When it comes to pure, unadulterated evil, only one game comes to mind: Carmageddon. Directly inspired by the must-watch '70s film Death Race 2000 starring David Carradine and Sylvester Stallone (amazing, the expectations from the future they had back then), to the extent that your car is a replica of Stallone's, this game in turn has inspired other arcade smash-em-ups such as Burnout.

Carmageddon essentially throws every rule book right out the window. It's a no-holds-barred, violent smashfest of the highest order that introduced revolutionary features. The first racer to have an open, sandbox world. The first to include amazing real-time damage modelling that could also be instantly repaired by spending cash.

It was possible to crash into a corner of a wall and split your car entirely in half-fun! True freedom to win the race by your preferred means: the conventional cross-all-checkpoints, the violent wreck-all-other-opponents, or the insane kill-all-pedestrians.

Yes, for that was the beauty of the game. If you wanted to race, games like Need for Speed did a much better job of it. But Carmageddon was about something else entirely -- cutting loose. In fact, some of the vehicles, such as a mining truck, couldn't even fit under the checkpoint 'gateways', so you had no option but to wreck your opponents or kill pedestrians, replete with screams and squishing noises as body parts came under your wheel, not to mention the chuckling of the drivers as they scored another kill.

And oh, the number of ways you could do that. The game awarded extra points (cash) for pulling off crazy manoeuvres, such as a Cunning Stunt Bonus for flipping the car over several times and landing on all four wheels, a Splatter Bonus for hitting a pedestrian (or cow) particularly hard and causing body parts to fly, and even a special bonus for killing the guy waving the starting flag (always a treat!).
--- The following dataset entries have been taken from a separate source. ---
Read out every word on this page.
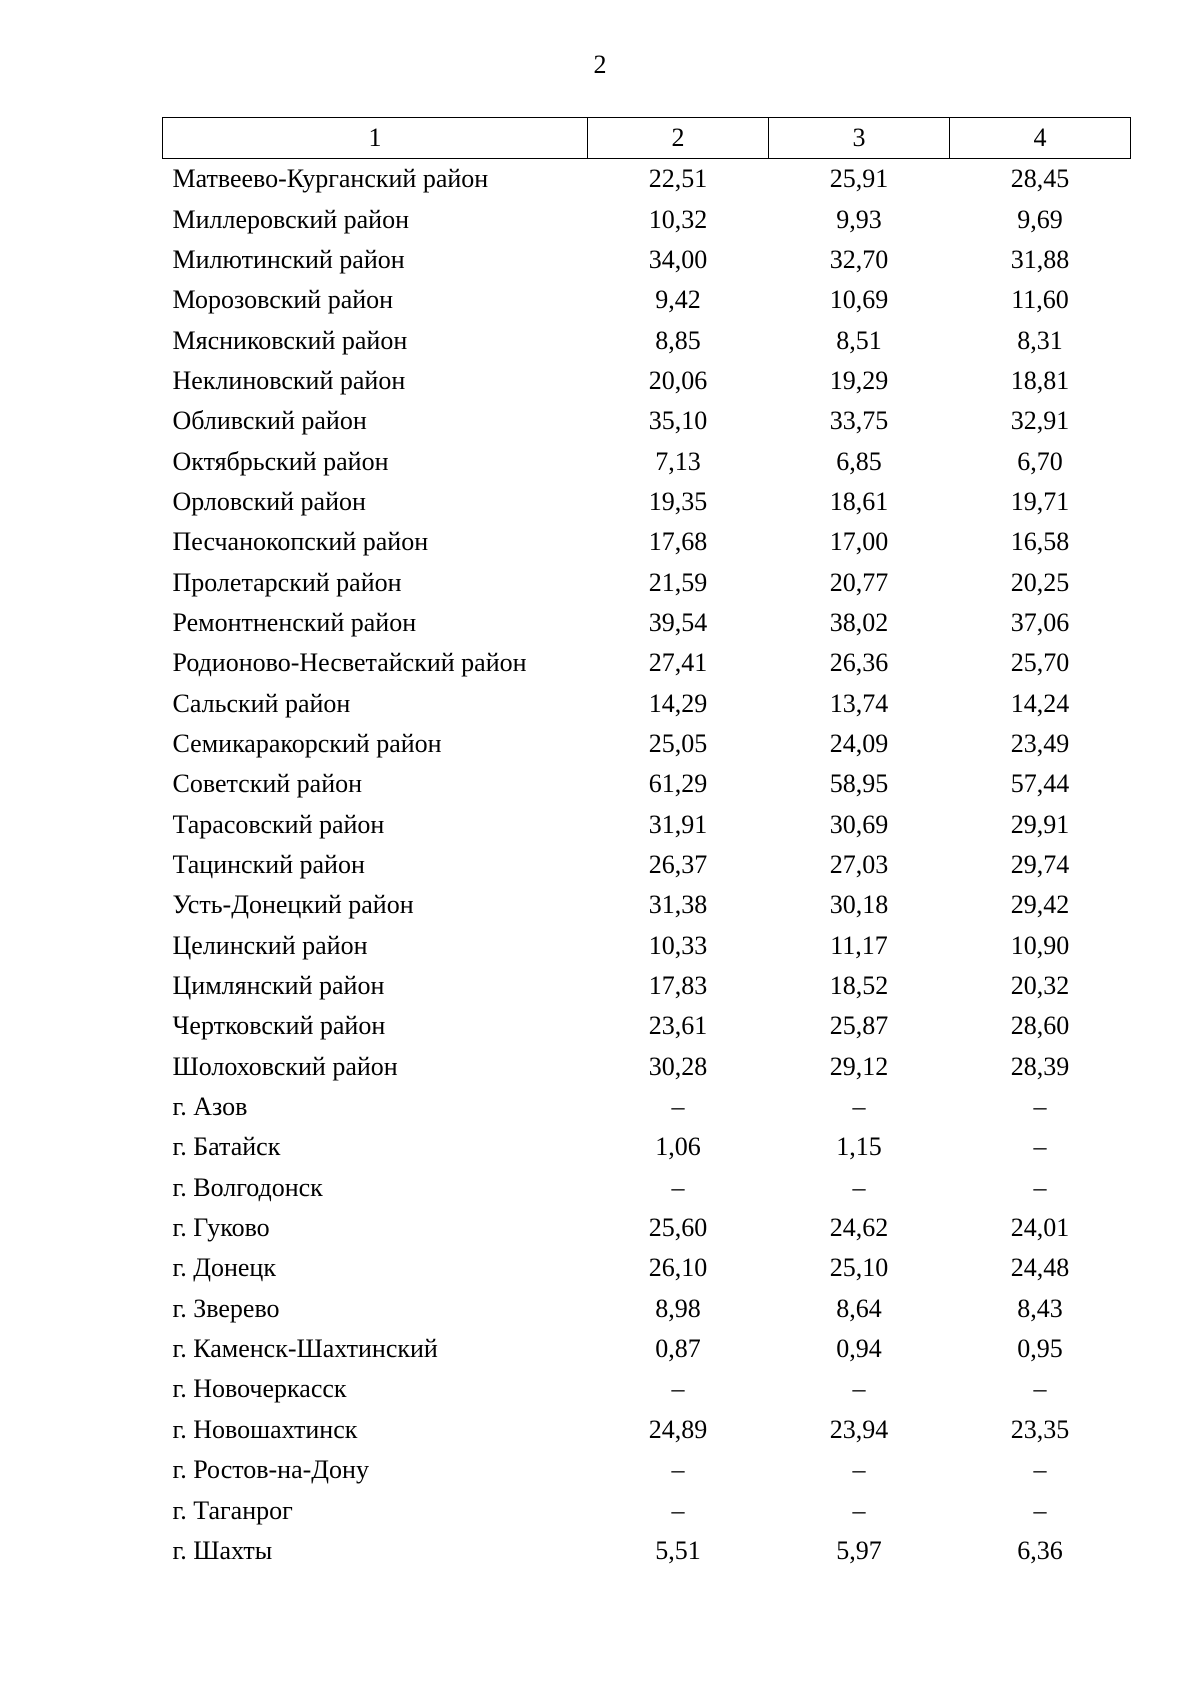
2
1	2	3	4
Матвеево-Курганский район	22,51	25,91	28,45
Миллеровский район	10,32	9,93	9,69
Милютинский район	34,00	32,70	31,88
Морозовский район	9,42	10,69	11,60
Мясниковский район	8,85	8,51	8,31
Неклиновский район	20,06	19,29	18,81
Обливский район	35,10	33,75	32,91
Октябрьский район	7,13	6,85	6,70
Орловский район	19,35	18,61	19,71
Песчанокопский район	17,68	17,00	16,58
Пролетарский район	21,59	20,77	20,25
Ремонтненский район	39,54	38,02	37,06
Родионово-Несветайский район	27,41	26,36	25,70
Сальский район	14,29	13,74	14,24
Семикаракорский район	25,05	24,09	23,49
Советский район	61,29	58,95	57,44
Тарасовский район	31,91	30,69	29,91
Тацинский район	26,37	27,03	29,74
Усть-Донецкий район	31,38	30,18	29,42
Целинский район	10,33	11,17	10,90
Цимлянский район	17,83	18,52	20,32
Чертковский район	23,61	25,87	28,60
Шолоховский район	30,28	29,12	28,39
г. Азов	–	–	–
г. Батайск	1,06	1,15	–
г. Волгодонск	–	–	–
г. Гуково	25,60	24,62	24,01
г. Донецк	26,10	25,10	24,48
г. Зверево	8,98	8,64	8,43
г. Каменск-Шахтинский	0,87	0,94	0,95
г. Новочеркасск	–	–	–
г. Новошахтинск	24,89	23,94	23,35
г. Ростов-на-Дону	–	–	–
г. Таганрог	–	–	–
г. Шахты	5,51	5,97	6,36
Then there were the craziest power-ups ever seen in gaming history, such as the Pedestrian Electro-Bastard Ray (electrocute all people within a radius of a few metres), Flamethrower (set people afire and watch them run aflame), and my very favourite, Solid Granite Car! (indestructible vehicle).

During the races, a huge area is present to explore and destroy at your leisure. You can take your car underwater, where there were tons of power-ups to be found. A bunch of women frolicking on the beach? Run them all over! A herd of cows grazing in an open field? Splatter Bonus time! Incidentally, it was for this reason that the Indian version of the game didn't have cows in it. So it's OK to run people over, but not cows? What a country we live in!

If most games are about the triumph of good over evil, Carmageddon was the opposite of that.

In Carmageddon 2: Carpocalyse Now!, the last level took place in a nuclear reactor, and your objective was to hit the huge radioactive warning button that would meltdown the reactor and cause yours and the world's destruction.

The next instalment, TDR 2000, took place in a city where all the poor people and criminals had been imprisoned by the powerful, and your objective was to break out and kill all the rich! In a world where everyone tries to be politically correct, this comes as a sheer breath of fresh air.

The final word on this game comes from a friend who once told me, 'After I play this game and before I drive anywhere, I make it a point to relax for 15 minutes and take deep breaths, because I'm afraid I might drive the same way in the real world'. Now that's what I call immersion.